Paul Festa Staff Writer, CNET News.com
Paul Festa
covers browser development and Web standards.
Paul Festa
3 min read
After a years-long drumbeat of developer complaints, Microsoft may finally be budging on its support for standards and on key missing features in its Internet Explorer browser.

Microsoft last month broke with a longstanding pledge and said it would release a new version of IE before its next major Windows upgrade. Security concerns catalyzed the shift in plans, and Microsoft has kept mum about any possible standards or feature upgrades that might accompany the security improvements.

But a source familiar with Microsoft's plans confirmed a Tuesday report on MicrosoftWatch that IE developers, who have code-named their project Rincon, are at work on non-security features and standards support, including tabbed browsing, support for IDN (Internationalized Domain Names), improved support for CSS 2 (Cascading Style Sheets) and PNG (Portable Network Graphics) transparencies.

MicrosoftWatch also reported that IE 7 will include a built-in news aggregator based on RSS, or Really Simple Syndication.

While Microsoft declined to answer any questions about IE 7, the company has repeatedly brought up the issue of IE 7 standards support on its developer-oriented blogs to solicit suggestions on what changes developers would like to see in the upcoming release of the browser. Without making any promises, leaders in the IE development team suggest that after years of inaction on World Wide Web Consortium (W3C) standards problems, Microsoft will finally clean up its act.

"Specific requests and descriptions of problems in the field help us tremendously in prioritizing what we need to do," Chris Wilson, Microsoft's lead program manager for the Web platform in IE, wrote in a March 9 blog titled "IE and Standards." "Microsoft does respond to customer demand; Web developers are our customers."

If the tenor of the comments posted in response to Wilson's blog item is any indication, Microsoft has a lot of angry customers.

"IE6 has stagnated since its release," wrote one of Wilson's more civil respondents. "More annoying than this stagnation has been the silence from Redmond regarding future releases and the support of standards. Aging documentation, no support forum, undocumented features--IE 6 has been a nightmare."

Developers' concerns about standards and feature support in the current version of IE are reflected in the browser team's current to-do list. Frequent complaints include IE's lack of tabbed browsing, which lets users keep multiple pages open within the same window; full support for CSS 2, a W3C recommendation that lets Web authors apply single style guides to multiple pages; and support for PNG transparencies, which provide a nonproprietary, unpatented way to create transparent images.

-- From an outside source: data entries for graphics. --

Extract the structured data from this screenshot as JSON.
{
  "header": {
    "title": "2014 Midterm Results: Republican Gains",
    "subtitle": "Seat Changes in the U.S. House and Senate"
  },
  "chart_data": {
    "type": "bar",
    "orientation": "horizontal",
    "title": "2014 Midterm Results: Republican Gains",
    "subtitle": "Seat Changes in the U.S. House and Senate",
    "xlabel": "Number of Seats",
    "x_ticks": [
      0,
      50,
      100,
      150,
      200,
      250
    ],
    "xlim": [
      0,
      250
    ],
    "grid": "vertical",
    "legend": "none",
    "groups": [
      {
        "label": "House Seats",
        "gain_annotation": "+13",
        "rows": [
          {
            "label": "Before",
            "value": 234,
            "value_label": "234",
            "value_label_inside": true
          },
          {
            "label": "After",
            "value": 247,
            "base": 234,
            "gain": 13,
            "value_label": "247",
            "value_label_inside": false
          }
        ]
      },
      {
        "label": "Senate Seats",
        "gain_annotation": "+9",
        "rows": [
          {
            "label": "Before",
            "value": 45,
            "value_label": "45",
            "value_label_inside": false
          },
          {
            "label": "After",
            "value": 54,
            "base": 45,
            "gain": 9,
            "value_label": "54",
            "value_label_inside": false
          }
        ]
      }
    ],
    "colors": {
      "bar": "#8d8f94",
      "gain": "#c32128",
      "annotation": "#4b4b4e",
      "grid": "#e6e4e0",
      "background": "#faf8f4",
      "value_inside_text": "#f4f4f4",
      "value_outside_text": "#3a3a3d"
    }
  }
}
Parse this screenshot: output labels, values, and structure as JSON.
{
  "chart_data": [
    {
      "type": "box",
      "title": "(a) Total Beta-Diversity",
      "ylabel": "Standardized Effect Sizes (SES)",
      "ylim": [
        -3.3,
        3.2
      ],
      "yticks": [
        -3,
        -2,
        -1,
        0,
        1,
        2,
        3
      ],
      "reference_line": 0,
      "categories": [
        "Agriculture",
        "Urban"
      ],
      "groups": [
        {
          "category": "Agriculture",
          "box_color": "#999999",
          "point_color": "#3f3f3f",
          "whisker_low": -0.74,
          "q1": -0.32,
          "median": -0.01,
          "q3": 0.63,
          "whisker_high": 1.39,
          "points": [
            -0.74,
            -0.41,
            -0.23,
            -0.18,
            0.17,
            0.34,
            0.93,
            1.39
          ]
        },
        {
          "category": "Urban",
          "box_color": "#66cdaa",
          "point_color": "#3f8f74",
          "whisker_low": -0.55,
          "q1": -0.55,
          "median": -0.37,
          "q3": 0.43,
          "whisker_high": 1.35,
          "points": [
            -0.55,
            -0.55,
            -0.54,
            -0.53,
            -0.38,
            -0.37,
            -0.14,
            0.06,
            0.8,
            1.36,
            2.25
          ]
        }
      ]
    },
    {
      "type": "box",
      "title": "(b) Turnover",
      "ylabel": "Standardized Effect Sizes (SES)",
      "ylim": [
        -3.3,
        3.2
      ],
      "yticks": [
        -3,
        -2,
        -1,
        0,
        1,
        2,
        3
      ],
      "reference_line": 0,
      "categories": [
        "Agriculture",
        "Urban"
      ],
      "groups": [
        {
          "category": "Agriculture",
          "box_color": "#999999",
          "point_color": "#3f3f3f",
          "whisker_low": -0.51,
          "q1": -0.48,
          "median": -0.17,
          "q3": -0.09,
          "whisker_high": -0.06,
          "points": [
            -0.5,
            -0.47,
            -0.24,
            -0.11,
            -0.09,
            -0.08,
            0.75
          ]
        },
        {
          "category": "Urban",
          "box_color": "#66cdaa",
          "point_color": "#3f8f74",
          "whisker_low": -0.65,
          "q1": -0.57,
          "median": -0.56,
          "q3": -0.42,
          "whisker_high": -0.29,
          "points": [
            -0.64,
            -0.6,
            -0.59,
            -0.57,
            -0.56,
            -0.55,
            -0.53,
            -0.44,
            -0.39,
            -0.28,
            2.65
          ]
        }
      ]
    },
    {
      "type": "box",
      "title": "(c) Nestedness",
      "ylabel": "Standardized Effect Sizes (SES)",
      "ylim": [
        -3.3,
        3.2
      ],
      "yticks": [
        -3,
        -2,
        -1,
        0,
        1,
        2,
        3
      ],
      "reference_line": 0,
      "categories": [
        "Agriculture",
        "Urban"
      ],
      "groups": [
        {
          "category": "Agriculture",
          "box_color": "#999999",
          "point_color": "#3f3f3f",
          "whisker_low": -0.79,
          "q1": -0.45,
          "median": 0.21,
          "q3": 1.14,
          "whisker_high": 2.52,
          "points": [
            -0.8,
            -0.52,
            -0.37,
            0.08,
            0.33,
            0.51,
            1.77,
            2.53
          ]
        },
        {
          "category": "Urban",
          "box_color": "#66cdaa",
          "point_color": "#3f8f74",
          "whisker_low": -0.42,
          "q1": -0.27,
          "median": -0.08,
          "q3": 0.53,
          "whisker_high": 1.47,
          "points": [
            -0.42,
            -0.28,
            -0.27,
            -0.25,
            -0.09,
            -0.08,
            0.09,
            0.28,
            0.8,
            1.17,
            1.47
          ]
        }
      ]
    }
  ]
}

The Mozilla Foundation--whose highly successful Firefox browser many credit with lighting a fire under Microsoft's IE development work--hailed news of Microsoft's renewed attention to standards and features, but dismissed the idea that a souped-up IE could steal Firefox's fire.

"Let's remember that the reason for IE 7 is security," said Chris Hofmann, Mozilla's director of engineering. "That's what's driving people away from IE and focusing them on other browser solutions like Firefox. There's some tough work for Microsoft to do because content developers have come to rely on features that are insecure."

Hofmann specifically cited Microsoft's proprietary ActiveX API (application programming interface) for running Web-based programs on client computers; Microsoft's implementation of the DOM (Document Object Model), which lets scripts act on discrete elements of a Web page; and IE's security zone model.

"It's not about the features," Hofmann said. "But if they're going to do this major upgrade, they're not going to leave the feature set three years behind the other browsers."